Retailer seeks cost sharing as new duties loom
Target is reportedly asking some Chinese suppliers to absorb part of the costs tied to incoming U.S. tariffs, joining other major retailers like Costco and Walmart in attempting to blunt the impact of higher import duties.
With a 20% tariff on Chinese goods set to increase on April 2, pressure is mounting on exporters. One Chinese supplier of hairpins and claw clips said Target requested they “pick up half the costs of the tariffs.” After failed negotiations, the supplier experienced delays and ultimately lost Target’s business. The company has not responded to media inquiries.
Shift in sourcing and retail strategy
Target says it has cut its reliance on Chinese imports, reducing exposure from 60% to 30%. While the company does not operate stores in mainland China, it continues to source a substantial portion of goods from the country.

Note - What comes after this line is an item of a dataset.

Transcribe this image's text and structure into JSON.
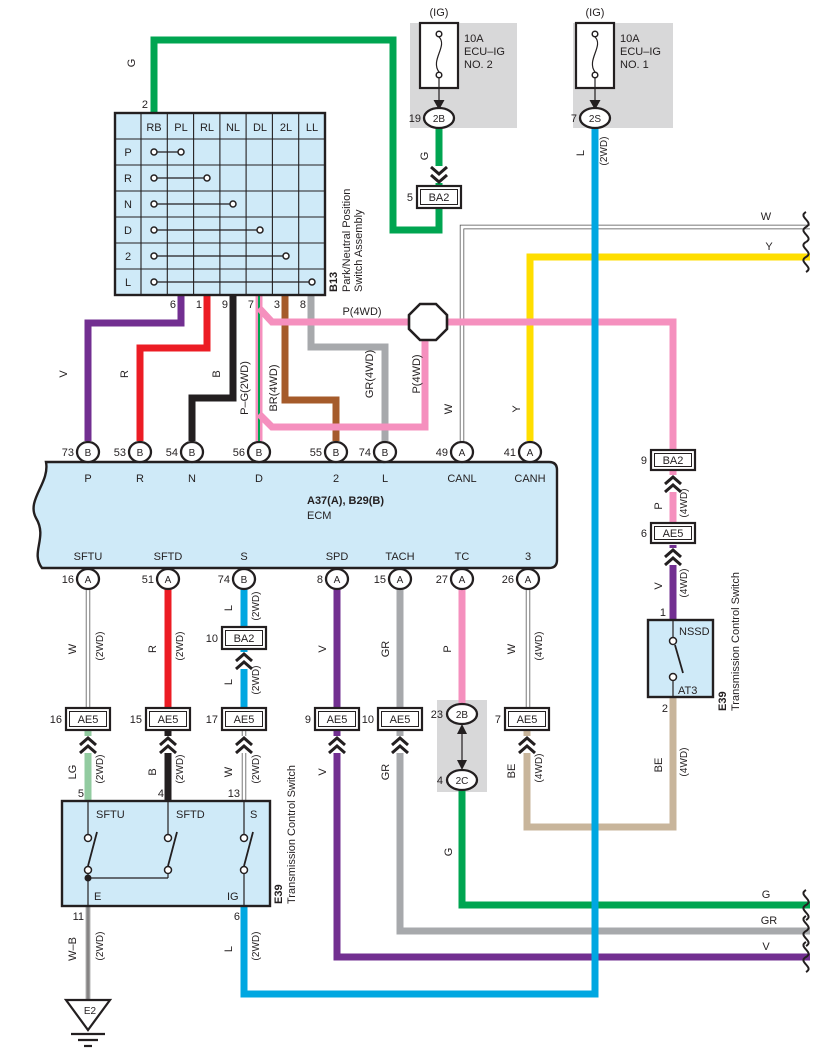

In contrast, Walmart operates over 330 stores in China, while Costco maintains just seven.
Despite this pivot, Target CEO Brian Cornell warned of unavoidable price hikes, especially on fresh produce like bananas, avocados, and strawberries. He emphasized that the company is actively “scenario planning” to mitigate the effects of new tariffs on consumers.
Operational and political headwinds
Target is also grappling with other challenges. The company recently slashed corporate employee bonuses, citing weaker consumer spending and inflationary pressures. In March, it issued a cautious earnings report pointing to ongoing uncertainty tied to U.S. trade policy.
Additionally, the company has faced backlash over its reduced Diversity, Equity, and Inclusion (DEI) initiatives. The decision triggered lawsuits from shareholders and the state of Florida, alongside a 40-day consumer boycott. These developments have contributed to falling foot traffic and intensified scrutiny of the brand’s image.